10. Entwicklung von Produktivität und Lohnstückkosten

- Im ersten Quartal 2024 stiegen die Lohnstückkosten gegenüber dem Vorjahresquartal um 7,1 Prozent. Damit hat sich das Anstiegstempo im Vergleich zum außergewöhnlichen Rekordanstieg des Jahres 2023 zwar deutlich verlangsamt, es liegt aber immer noch höher als in allen betrachteten Jahren bis 2022. Zudem ist zu berücksichtigen, dass durch den enormen Anstieg der Lohnstückkosten im Jahr 2023 das Lohnstückkostenniveau bereits im Vorjahr sehr hoch lag und dass der jetzige Anstieg auf diesem hohen Niveau aufsetzt.
- Ursächlich für den neuerlich sehr starken Anstieg der Lohnstückkosten sind der deutliche Rückgang der Produktion bei gleichzeitig nur moderatem Beschäftigungsrück-gang in Verbindung mit hohen Lohnanstiegen.

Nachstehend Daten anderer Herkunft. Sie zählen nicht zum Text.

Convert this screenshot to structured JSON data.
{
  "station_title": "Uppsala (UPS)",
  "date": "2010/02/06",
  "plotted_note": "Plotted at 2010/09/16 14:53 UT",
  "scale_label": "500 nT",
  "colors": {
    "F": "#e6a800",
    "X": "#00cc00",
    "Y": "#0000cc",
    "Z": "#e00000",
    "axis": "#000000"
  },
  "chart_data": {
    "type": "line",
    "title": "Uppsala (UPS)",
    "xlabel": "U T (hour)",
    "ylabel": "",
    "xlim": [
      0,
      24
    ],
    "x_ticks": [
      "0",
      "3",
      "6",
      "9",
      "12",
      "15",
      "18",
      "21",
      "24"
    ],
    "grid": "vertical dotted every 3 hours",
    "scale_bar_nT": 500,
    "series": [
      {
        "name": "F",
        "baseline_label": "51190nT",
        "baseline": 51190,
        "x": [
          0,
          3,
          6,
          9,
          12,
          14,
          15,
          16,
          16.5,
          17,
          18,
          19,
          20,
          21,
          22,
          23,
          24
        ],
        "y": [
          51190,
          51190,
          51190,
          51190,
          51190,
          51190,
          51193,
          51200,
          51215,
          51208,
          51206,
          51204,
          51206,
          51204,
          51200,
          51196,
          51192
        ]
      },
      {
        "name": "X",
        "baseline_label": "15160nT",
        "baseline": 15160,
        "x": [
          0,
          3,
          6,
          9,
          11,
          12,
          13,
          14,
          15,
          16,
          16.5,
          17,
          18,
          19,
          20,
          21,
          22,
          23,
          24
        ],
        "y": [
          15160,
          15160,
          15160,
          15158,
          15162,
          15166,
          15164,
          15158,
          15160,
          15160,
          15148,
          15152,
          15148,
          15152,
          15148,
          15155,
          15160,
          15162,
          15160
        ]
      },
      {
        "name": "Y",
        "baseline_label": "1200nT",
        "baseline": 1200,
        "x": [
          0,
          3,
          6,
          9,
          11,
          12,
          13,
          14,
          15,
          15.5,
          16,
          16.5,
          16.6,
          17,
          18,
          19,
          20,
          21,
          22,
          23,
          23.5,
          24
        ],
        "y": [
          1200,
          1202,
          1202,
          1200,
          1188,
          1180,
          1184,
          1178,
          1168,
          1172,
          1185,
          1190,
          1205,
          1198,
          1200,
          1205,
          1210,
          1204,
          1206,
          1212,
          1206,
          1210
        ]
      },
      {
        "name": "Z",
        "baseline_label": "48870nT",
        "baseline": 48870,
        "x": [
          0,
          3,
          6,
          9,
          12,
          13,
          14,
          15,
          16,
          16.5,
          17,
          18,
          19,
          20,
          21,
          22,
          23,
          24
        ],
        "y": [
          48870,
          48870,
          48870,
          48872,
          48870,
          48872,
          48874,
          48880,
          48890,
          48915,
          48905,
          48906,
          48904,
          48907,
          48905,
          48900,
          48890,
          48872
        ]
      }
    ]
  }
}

- Die Produktivität je Beschäftigten ging im ersten Quartal 2024 gegenüber dem Vorjahresquartal um 2,2 Prozent zurück. Bei dieser Rechnung sind Kalendereinflüsse berücksichtigt. Die Produktivität je Stunde ging im ersten Quartal 2024 gegenüber dem Vorjahr sogar um 3,8 Prozent zurück. Somit setzt sich der Produktivitätsrückgang trotz des Einbruchs im Vorjahr fort. Gleichzeitig stiegen die Bruttomonatsverdienste um 4,7 Prozent und die Bruttostundenverdienste sogar um 5,3 Prozent an.